HS-AFM images of a living cultured hippocampal neuron at 9 days in vitro. (A) Fluorescence image of a hippocampal neuron transfected with mEGFP. The white square indicates the HS-AFM scanning area. (B) A sequence of HS-AFM images of a dendrite. The white arrows indicate the growth of dendrite. HS-AFM imaging rates, 5 second per frame. HS-AFM pixel resolutions, 200×200 pixels2.

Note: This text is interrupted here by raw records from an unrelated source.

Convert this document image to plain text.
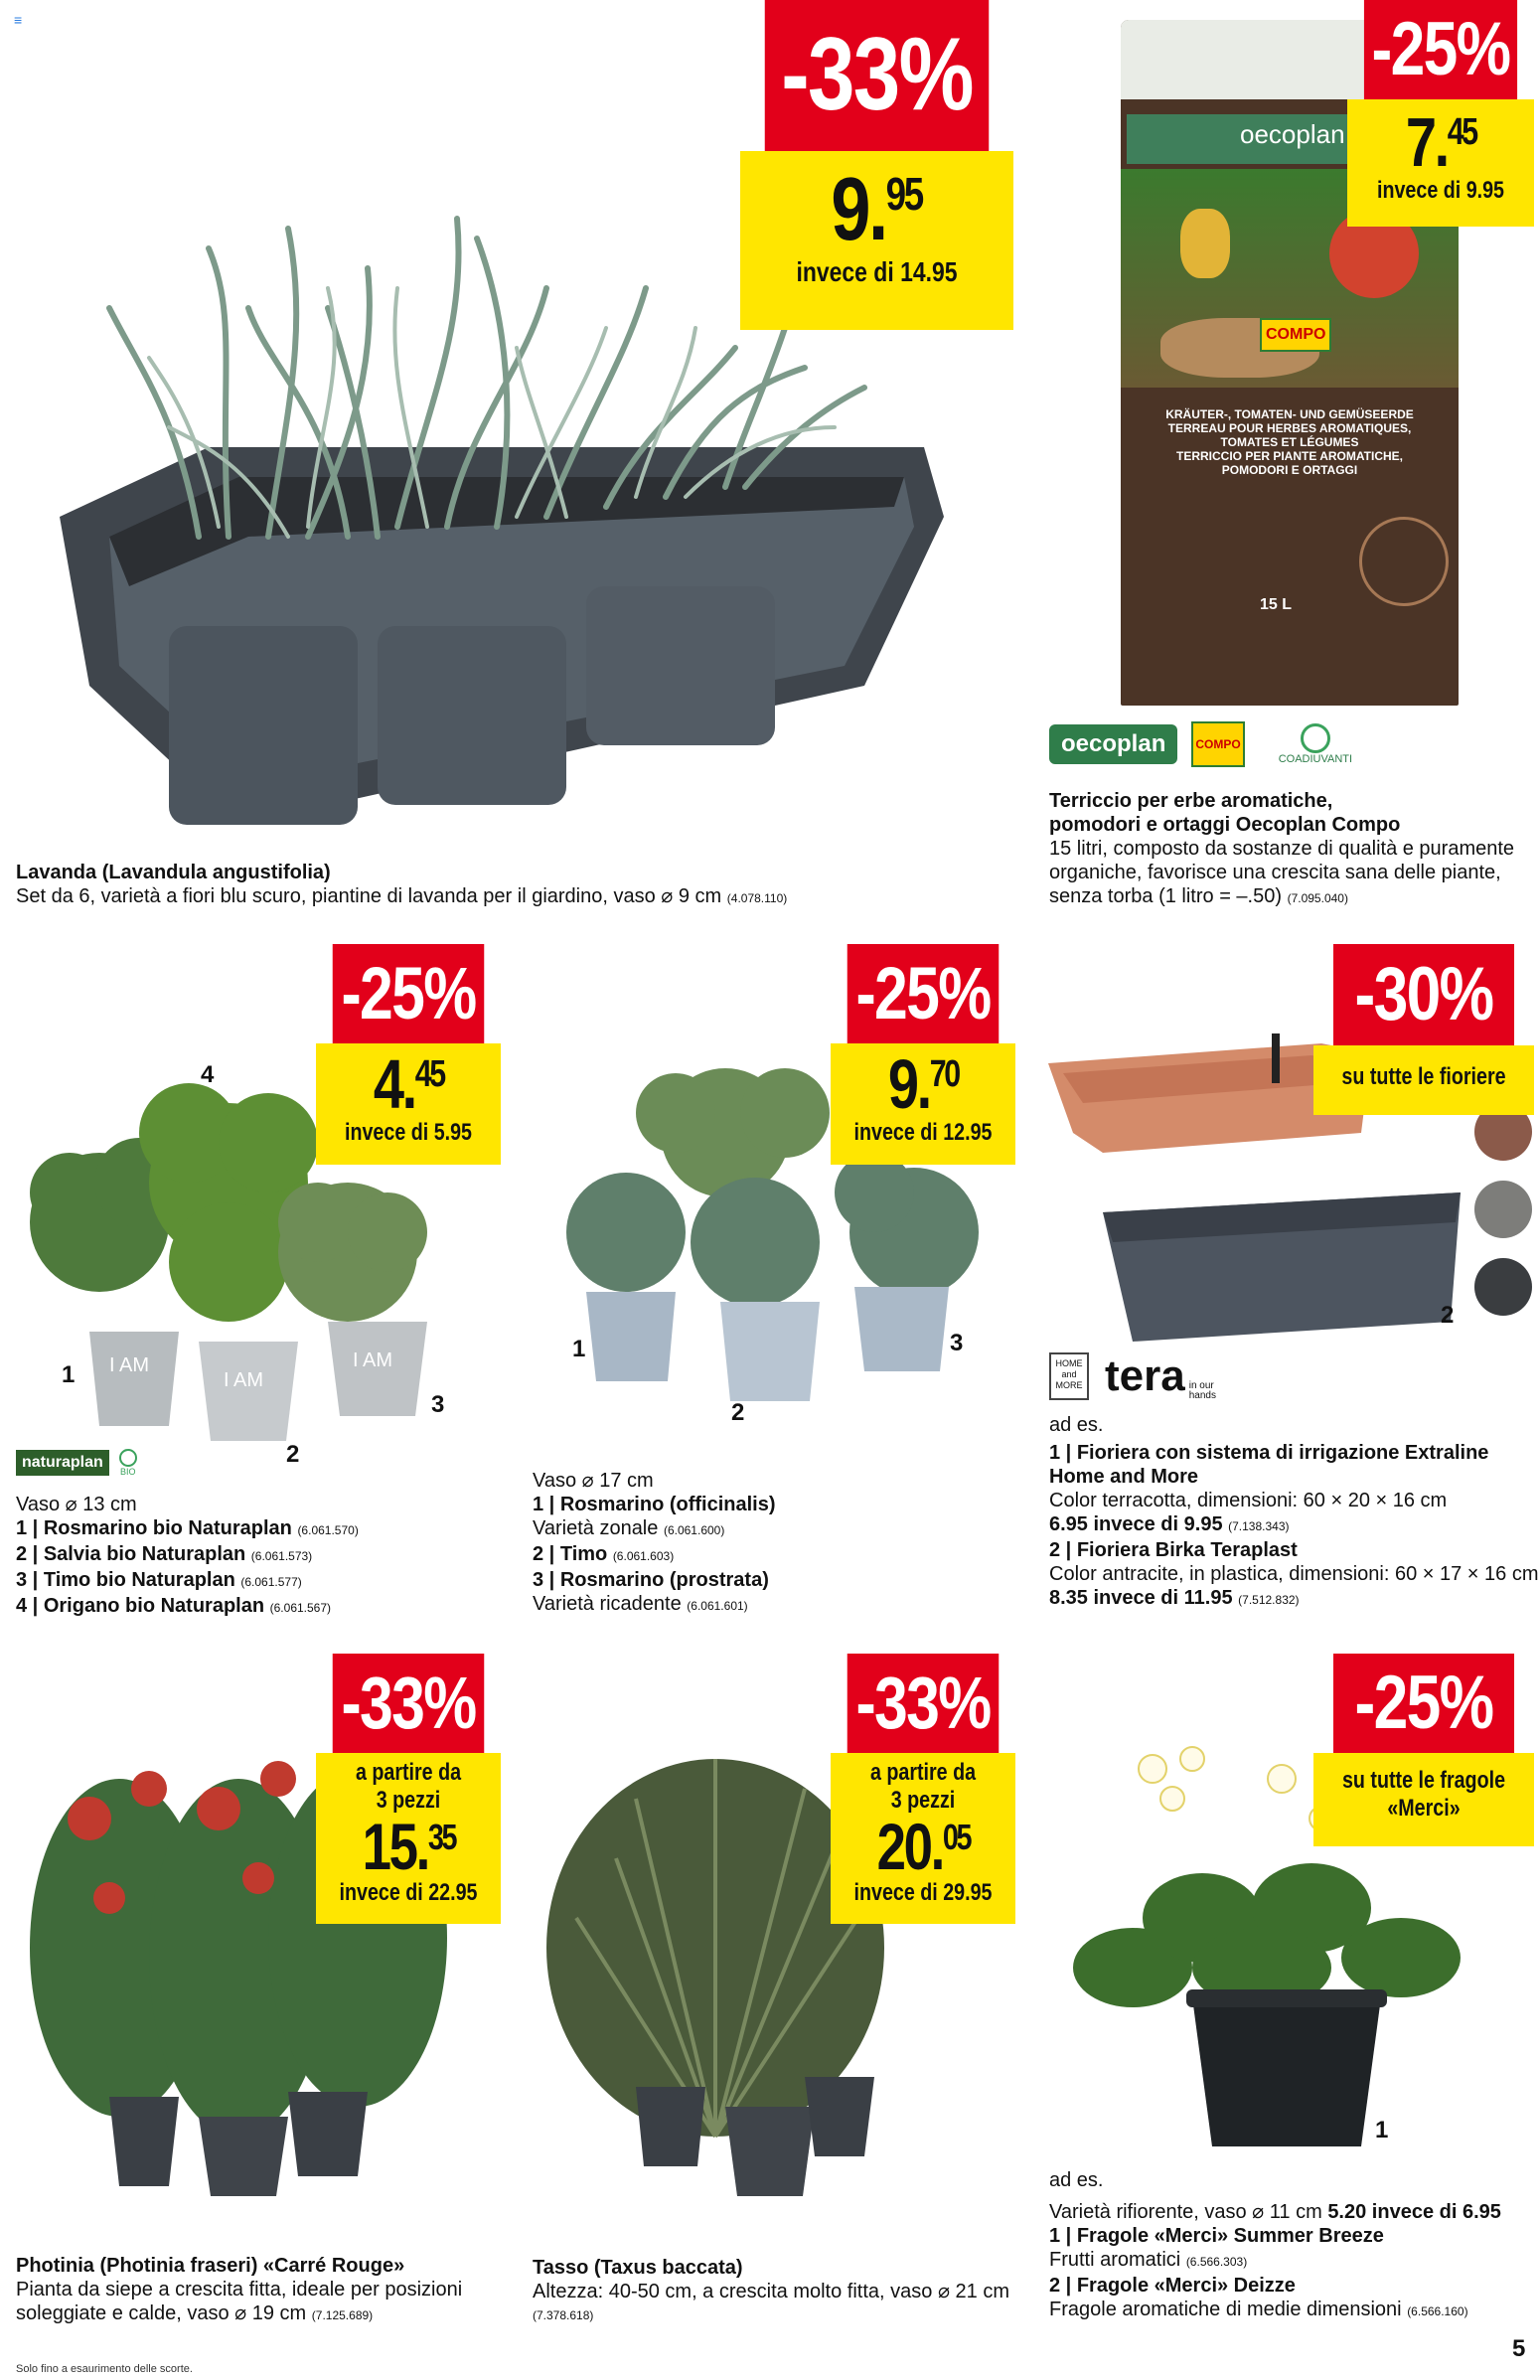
≡	-33%
9 . 95
invece di 14.95
Lavanda (Lavandula angustifolia)
Set da 6, varietà a fiori blu scuro, piantine di lavanda per il giardino, vaso ⌀ 9 cm (4.078.110)
oecoplan
COMPO
KRÄUTER-, TOMATEN- UND GEMÜSEERDE
TERREAU POUR HERBES AROMATIQUES,
TOMATES ET LÉGUMES
TERRICCIO PER PIANTE AROMATICHE,
POMODORI E ORTAGGI
15 L
-25%
7 . 45
invece di 9.95
oecoplan	COMPO
COADIUVANTI
Terriccio per erbe aromatiche,
pomodori e ortaggi Oecoplan Compo
15 litri, composto da sostanze di qualità e puramente
organiche, favorisce una crescita sana delle piante,
senza torba (1 litro = –.50) (7.095.040)
I AM
I AM
I AM
1
2
3
4
-25%
4 . 45
invece di 5.95
naturaplan
BIO
Vaso ⌀ 13 cm
1 | Rosmarino bio Naturaplan (6.061.570)
2 | Salvia bio Naturaplan (6.061.573)
3 | Timo bio Naturaplan (6.061.577)
4 | Origano bio Naturaplan (6.061.567)
1
2
3
-25%
9 . 70
invece di 12.95
Vaso ⌀ 17 cm
1 | Rosmarino (officinalis)
Varietà zonale (6.061.600)
2 | Timo (6.061.603)
3 | Rosmarino (prostrata)
Varietà ricadente (6.061.601)
2
-30%
su tutte le fioriere
HOME and MORE tera in our hands
ad es.
1 | Fioriera con sistema di irrigazione Extraline
Home and More
Color terracotta, dimensioni: 60 × 20 × 16 cm
6.95 invece di 9.95 (7.138.343)
2 | Fioriera Birka Teraplast
Color antracite, in plastica, dimensioni: 60 × 17 × 16 cm
8.35 invece di 11.95 (7.512.832)
-33%
a partire da
3 pezzi
15 . 35
invece di 22.95
Photinia (Photinia fraseri) «Carré Rouge»
Pianta da siepe a crescita fitta, ideale per posizioni
soleggiate e calde, vaso ⌀ 19 cm (7.125.689)
-33%
a partire da
3 pezzi
20 . 05
invece di 29.95
Tasso (Taxus baccata)
Altezza: 40-50 cm, a crescita molto fitta, vaso ⌀ 21 cm
(7.378.618)
1
-25%
su tutte le fragole
«Merci»
ad es.
Varietà rifiorente, vaso ⌀ 11 cm 5.20 invece di 6.95
1 | Fragole «Merci» Summer Breeze
Frutti aromatici (6.566.303)
2 | Fragole «Merci» Deizze
Fragole aromatiche di medie dimensioni (6.566.160)
Solo fino a esaurimento delle scorte.
5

In 15 DIV, it is known that cultured hippocampal neurons may have small protrusions on dendrites called spine. The HS-AFM movie shows dynamics of the dendrite and the thin structure belonged to the dendrite. Interestingly, this thin structure shows a quite flexible and change its morphology over a few minutes (Fig. 9B). The rigid structure is 1500–2000 nm wide and ~590 nm high, while the thin flexible structure is ~140 nm high with different shapes. We note that those kinds of dynamics of the growth of filopodia at 9 DIV, the dendritic membrane ruffling at 13 DIV and the dynamics of small protrusion at 15 DIV were observed only living neurons on glia cells. This fact strongly suggests the importance of physical contacts between neurons and glia cells for their dynamic morphological changes.

Figure 9

HS-AFM images of a living cultured hippocampal neuron at 15 days in vitro. (A) Fluorescence image of a hippocampal neuron transfected with mEGFP. Corresponding HS-AFM images for A is shown in B. (B) A sequential HS-AFM topographical images are taken at 5 s per frame. White arrows indicate the dynamics of spine-like structure. HS-AFM imaging rates, 5 second per frame. HS-AFM resolutions, 200×200 pixels2.

Conclusions

The optimization of HS-AFM for live-cell imaging provides direct visualizations of morphological dynamics of live mammalian cells. Especially, the success of HS-AFM observations of living neurons would make possible to directly visualize the morphology dynamics of both pre- and post-synapses during their functions in the near future. After further improvements of HS-AFM techniques, such as combined with fluorescence resonance energy transfer (FRET) imaging or optical nanoscopy techniques [37-40], could add further information about conformational changes of specific receptors by external stimuli on membranes in living neurons.

Notations

Please see HS-AFM movies of live mammalian cells in the reference No. 30.